Rudiger MeyerRudiger Meyer

Labs, Hackathons and Doing It Anyway

Do it anyway was the theme of this year’s SPOR festival and title of the mini seminar it hosted on the topic. Johnathan Marmor, a New York composer and programmer with a day job at Spotify, filled us in on the motivations behind holding hackathons and their ever increasing popularity in the tech world over the last decade.

Instead of polishing a ‘perfect’ product over a long period of time the aim is build asomething from scratch within a short period of time. By temporarily setting aside the concerns of daily life and working intensely on something you’re passionate about it’s possible to quickly move through the life cycle of creating something and learn about problematic steps in the process. It’s an opportunity to review one’s beliefs and internalize lessons learnt. And at the end of it all you have a finished product to show for it.1

Then of course you might take one of those products and iterate the hell out it if you sense that you might be on to something special.

Travis Just and Kara Feely from the Object Collection expanded on how they’ve chosen to focus on the process of creation itself rather than finely tuned works. Given the increasing difficulties related to funding and managing complex projects they’ve embraced a strategy of simply producing as much as they can as quickly as possible and relying on the accumulative effect of continually getting stuff out there. It’s not so much a case of working on something again and again in an attempt to improve it as of simply being better at the whole process the next time round because it’s been done so many times before. It’s a strategy that focusses on the here and now rather than projects which take years to realise – by which time the world is a different place. Doing things even when there isn’t really suport for them – it’s a strategy that makes them less reliant on funding and the cultural gatekeepers associated with it. A strategy for keeping creatively alive in a tricky cultural landscape.

Frankenstein’s Lab falls somewhere in-between all of this. The original idea was that there wasn’t anything between the kind of incubation space found at a music conservatory, for example, and the polished final products presented at festivals. It’s not quite a hackathon because the pieces/presentations aren’t directly created at the lab but it is a place in which to try things out and get some feedback while still in the process of working on something. Somewhere in-between the artist/composer’s workroom and a performance. An opportunity to get some insights into the tricky parts of your creative process and feedback on the results even if you don’t (yet) have a place on some festival program.

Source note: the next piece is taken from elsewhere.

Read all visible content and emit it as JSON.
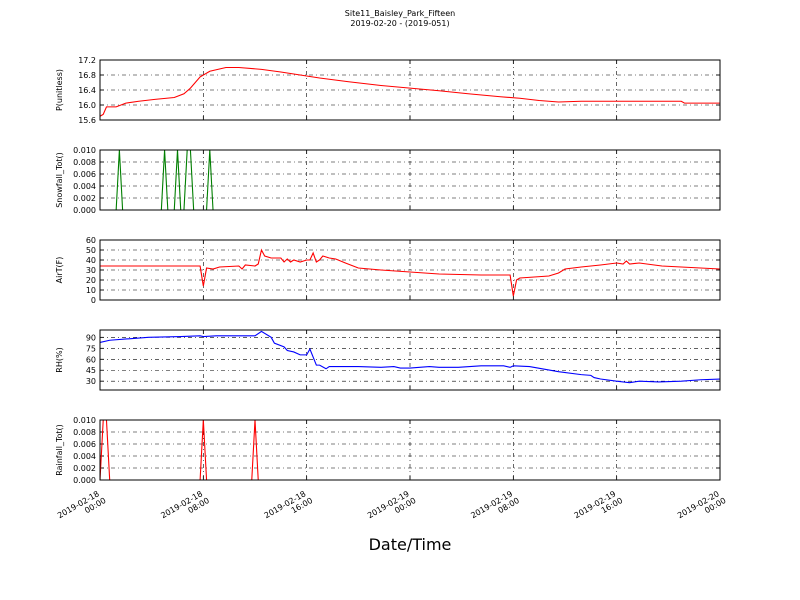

It was also originally inspired by the meet ups of the Dutch improvisation scene that I experienced while living there. People simply getting together every week to play together and try out stuff. Which is also great when there are visitors in town and you’d like to play together even though it hasn’t been planned a year in advance. Frankenstein’s Lab often has improvisation sessions after the presentation slots and here anyone is welcome to join in. No process required.